Designer Cheat sheet:
Hue = colour, meaning actual pigment or colour of the light. Can be used interchangeably with “colour”
Intensity = how dark or light the colour is
Value= how much light, dark, or grey there is in the colour. Though “tone” is used as a general term meaning value, Technically Tints mean adding white, Tones are adding grey, and shades are adding black.
As a general rule,
Warm hues come forward, Cool hues recede.
Dark hues come forward, cool hues recede.
Look at the space in day and night – the tone of the colour will change depending on the colour of the light at different times of the day.
The principles of scale and proportion ensure that objects placed in a space look like they belong to each other.
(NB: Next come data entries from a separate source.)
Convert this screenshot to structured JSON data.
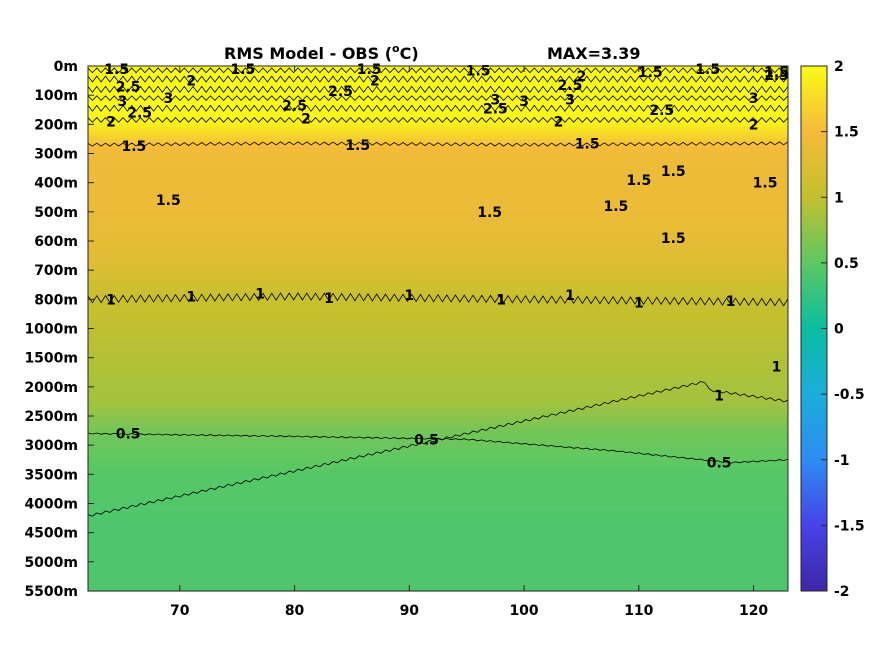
{
  "chart_data": {
    "type": "heatmap",
    "title": "RMS Model - OBS (",
    "title_unit_sup": "o",
    "title_unit": "C)",
    "max_label": "MAX=3.39",
    "xlabel": "",
    "ylabel": "",
    "x_ticks": [
      70,
      80,
      90,
      100,
      110,
      120
    ],
    "xlim": [
      62,
      123
    ],
    "y_tick_labels": [
      "0m",
      "100m",
      "200m",
      "300m",
      "400m",
      "500m",
      "600m",
      "700m",
      "800m",
      "1000m",
      "1500m",
      "2000m",
      "2500m",
      "3000m",
      "3500m",
      "4000m",
      "4500m",
      "5000m",
      "5500m"
    ],
    "colorbar": {
      "ticks": [
        2,
        1.5,
        1,
        0.5,
        0,
        -0.5,
        -1,
        -1.5,
        -2
      ],
      "tick_labels": [
        "2",
        "1.5",
        "1",
        "0.5",
        "0",
        "-0.5",
        "-1",
        "-1.5",
        "-2"
      ],
      "clim": [
        -2,
        2
      ],
      "colormap": "parula"
    },
    "level_profile": [
      {
        "depth_index": 0,
        "value": 2.3
      },
      {
        "depth_index": 1,
        "value": 2.1
      },
      {
        "depth_index": 2,
        "value": 1.9
      },
      {
        "depth_index": 2.8,
        "value": 1.5
      },
      {
        "depth_index": 3.5,
        "value": 1.4
      },
      {
        "depth_index": 5,
        "value": 1.4
      },
      {
        "depth_index": 6.5,
        "value": 1.3
      },
      {
        "depth_index": 7.9,
        "value": 1.05
      },
      {
        "depth_index": 9,
        "value": 0.98
      },
      {
        "depth_index": 10,
        "value": 0.92
      },
      {
        "depth_index": 11.5,
        "value": 0.85
      },
      {
        "depth_index": 12.5,
        "value": 0.62
      },
      {
        "depth_index": 14,
        "value": 0.46
      },
      {
        "depth_index": 16,
        "value": 0.42
      },
      {
        "depth_index": 18,
        "value": 0.42
      }
    ],
    "contour_levels": [
      0.5,
      1,
      1.5,
      2,
      2.5,
      3
    ],
    "contour_labels": [
      {
        "text": "1.5",
        "x": 64.5,
        "y": 0.1
      },
      {
        "text": "1.5",
        "x": 75.5,
        "y": 0.1
      },
      {
        "text": "1.5",
        "x": 86.5,
        "y": 0.1
      },
      {
        "text": "1.5",
        "x": 96,
        "y": 0.15
      },
      {
        "text": "1.5",
        "x": 111,
        "y": 0.2
      },
      {
        "text": "1.5",
        "x": 116,
        "y": 0.1
      },
      {
        "text": "1.5",
        "x": 122,
        "y": 0.2
      },
      {
        "text": "2",
        "x": 71,
        "y": 0.5
      },
      {
        "text": "2",
        "x": 87,
        "y": 0.5
      },
      {
        "text": "2",
        "x": 105,
        "y": 0.35
      },
      {
        "text": "2",
        "x": 64,
        "y": 1.9
      },
      {
        "text": "2",
        "x": 81,
        "y": 1.8
      },
      {
        "text": "2",
        "x": 103,
        "y": 1.9
      },
      {
        "text": "2",
        "x": 120,
        "y": 2.0
      },
      {
        "text": "2.5",
        "x": 65.5,
        "y": 0.7
      },
      {
        "text": "2.5",
        "x": 84,
        "y": 0.85
      },
      {
        "text": "2.5",
        "x": 104,
        "y": 0.65
      },
      {
        "text": "2.5",
        "x": 66.5,
        "y": 1.6
      },
      {
        "text": "2.5",
        "x": 80,
        "y": 1.35
      },
      {
        "text": "2.5",
        "x": 97.5,
        "y": 1.45
      },
      {
        "text": "2.5",
        "x": 112,
        "y": 1.5
      },
      {
        "text": "2.5",
        "x": 122,
        "y": 0.3
      },
      {
        "text": "3",
        "x": 65,
        "y": 1.2
      },
      {
        "text": "3",
        "x": 69,
        "y": 1.1
      },
      {
        "text": "3",
        "x": 97.5,
        "y": 1.15
      },
      {
        "text": "3",
        "x": 100,
        "y": 1.2
      },
      {
        "text": "3",
        "x": 104,
        "y": 1.15
      },
      {
        "text": "3",
        "x": 120,
        "y": 1.1
      },
      {
        "text": "1.5",
        "x": 66,
        "y": 2.75
      },
      {
        "text": "1.5",
        "x": 85.5,
        "y": 2.7
      },
      {
        "text": "1.5",
        "x": 105.5,
        "y": 2.65
      },
      {
        "text": "1.5",
        "x": 69,
        "y": 4.6
      },
      {
        "text": "1.5",
        "x": 97,
        "y": 5
      },
      {
        "text": "1.5",
        "x": 108,
        "y": 4.8
      },
      {
        "text": "1.5",
        "x": 110,
        "y": 3.9
      },
      {
        "text": "1.5",
        "x": 113,
        "y": 3.6
      },
      {
        "text": "1.5",
        "x": 121,
        "y": 4.0
      },
      {
        "text": "1.5",
        "x": 113,
        "y": 5.9
      },
      {
        "text": "1",
        "x": 64,
        "y": 8
      },
      {
        "text": "1",
        "x": 71,
        "y": 7.9
      },
      {
        "text": "1",
        "x": 77,
        "y": 7.8
      },
      {
        "text": "1",
        "x": 83,
        "y": 7.95
      },
      {
        "text": "1",
        "x": 90,
        "y": 7.85
      },
      {
        "text": "1",
        "x": 98,
        "y": 8
      },
      {
        "text": "1",
        "x": 104,
        "y": 7.85
      },
      {
        "text": "1",
        "x": 110,
        "y": 8.1
      },
      {
        "text": "1",
        "x": 118,
        "y": 8.05
      },
      {
        "text": "1",
        "x": 122,
        "y": 10.3
      },
      {
        "text": "1",
        "x": 117,
        "y": 11.3
      },
      {
        "text": "0.5",
        "x": 65.5,
        "y": 12.6
      },
      {
        "text": "0.5",
        "x": 91.5,
        "y": 12.8
      },
      {
        "text": "0.5",
        "x": 117,
        "y": 13.6
      }
    ]
  }
}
Be it the size, dimension, shape or color of the objects, a harmony should be established between them and a proportion has to be maintained. For example, a high ceiling environment implies that high rise furniture should be preferred over low rise furniture like ottomans. Also, under stuffed pillows would make a big sofa look empty and under accessorized, thus disrupting the harmony and proportion that is supposed to exist.
Designer cheat sheet:
Scale is about the space in relation to a human being, but also the elements in the space as they relate to one another.
In a grand foyer, tiny furniture pieces, doors, or diminutive prints will seem inadequate and will negate the feeling intended by the architect. Common areas are increasingly important as condo suites shrink, and so the impression made in the lobby is an important one. Glass partitions between the foyer and party room or lounge for example will give the idea there is much more living space in the building .
When designing a space, determine how you want people to feel in it first. Think of Alice in Wonderland and how the extremes in largeness or smallness were unsettling in different ways.